Tribune Explains: The Montreal wastewater system

With the spring thaw on the horizon, students are already swerving away from massive puddles on street corners and sidewalks. To better understand why the temporary flooding is so severe, The McGill Tribune looked into how Montreal handles its wastewater.

Where does the water go?

According to the City of Montreal, the city’s drainage system gathers 2.5 million cubic metres of wastewater on a normal day and up to eight million cubic metres on a wet day. Almost all of this water is treated by the J.R-Marcotte water treatment plant located at the base of the Island of Montreal, which is also the third largest water plant in the world. Every litre of water that flows through the plant is filtered for garbage and particles then given a chemical treatment that binds smaller particles together so that they too can be filtered out. Once treated, the water is dumped into the Saint Lawrence River. Currently, Montreal does not sanitize its wastewater, although there are plans to open a new sanitization plant within the next three years.

Why isn’t the water sanitized?

Sanitizing millions of litres of wastewater is expensive, time-consuming, and has its own environmental impact: Nature Education estimates that wastewater sanitization accounts for three per cent of global electricity production and five per cent of all greenhouse gas emissions worldwide. Professor Jim Nicell, dean of the Faculty of Engineering at McGill, explained that the most sustainable solution for an environmental problem may not be the obvious one.

“A few years ago, there was an issue where [Montreal] needed to divert wastewater directly into the St. Lawrence river in order to repair a pipe,”  Nicell said. “From an engineering perspective, that’s a non-issue: You look at the size of the river, you look at the level of dilution, [and you find that] nature’s not going to feel it. Now, consider someone that would instead want to build a giant basin to hold the dirty water because they were really concerned about the environment. But, what about the environmental and economic resources that would be required in order to build a temporary structure to hold this water? That’s not a wise use of resources in our efforts to protect the environment.”

How is the water transported?

Most of the city is serviced by a combined sewerage system which transports both sewage and storm water. There is a drainage pipe underneath every street in Montreal, the smallest of which are only 30 centimetres in diameter and the largest being over four metres wide. All of the water in the combined system is eventually moved into one of two massive pipes. These underground rivers, called interceptors, are over five metres wide and, ultimately, transport the water to the treatment plant.

Why are there massive puddles on every street then?

Sewerage systems have a maximum capacity and, when reached, the system must either dump untreated water directly into a holding facility or water source or else risk flooding thousands of businesses and homes.
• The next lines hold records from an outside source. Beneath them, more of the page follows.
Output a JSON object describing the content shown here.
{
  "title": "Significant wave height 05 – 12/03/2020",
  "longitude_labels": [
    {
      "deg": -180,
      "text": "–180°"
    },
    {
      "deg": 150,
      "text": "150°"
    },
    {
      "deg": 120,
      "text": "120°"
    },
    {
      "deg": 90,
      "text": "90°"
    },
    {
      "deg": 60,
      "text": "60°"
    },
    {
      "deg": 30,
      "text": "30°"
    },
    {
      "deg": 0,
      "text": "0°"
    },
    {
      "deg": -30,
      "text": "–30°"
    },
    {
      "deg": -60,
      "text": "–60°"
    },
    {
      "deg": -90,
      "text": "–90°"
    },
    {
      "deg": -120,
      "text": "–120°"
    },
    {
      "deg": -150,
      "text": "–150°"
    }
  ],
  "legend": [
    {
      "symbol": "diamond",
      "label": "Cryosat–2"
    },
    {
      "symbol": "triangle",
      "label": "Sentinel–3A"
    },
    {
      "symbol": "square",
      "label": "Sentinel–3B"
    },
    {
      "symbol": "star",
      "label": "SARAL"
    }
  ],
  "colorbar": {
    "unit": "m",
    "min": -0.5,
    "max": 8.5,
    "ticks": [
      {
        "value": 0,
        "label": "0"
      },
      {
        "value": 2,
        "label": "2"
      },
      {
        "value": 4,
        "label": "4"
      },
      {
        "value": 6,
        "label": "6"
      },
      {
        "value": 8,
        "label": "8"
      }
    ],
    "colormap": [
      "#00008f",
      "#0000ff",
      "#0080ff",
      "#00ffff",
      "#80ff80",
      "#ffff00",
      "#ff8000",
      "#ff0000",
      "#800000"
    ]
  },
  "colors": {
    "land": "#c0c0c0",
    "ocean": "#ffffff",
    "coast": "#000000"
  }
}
Nicell, who has worked in environmental engineering for over 25 years, explained that engineers try to avoid this issue by intentionally designing storm drains and streets to drain water at a slow rate.

“If you allow the water to flood as quickly as possible down the sewer in order to keep everyone’s feet dry, that creates a massive peak of flow that may overflow the sewer […and] flood businesses and homes that are blocks away,” Nicell said. “So, what we’ll do is purposely allow the water to pool and then slowly drain down into the system so that it doesn’t flood.”

However, he also pointed out that the flooding near campus can be excessive.

“I can’t always say [the flooding] is by design,” Prof. Nicell said. “For instance, the [drain] by the Roddick Gates is not good [….] Sometimes, the design is good, but the contractors make a mistake during construction.”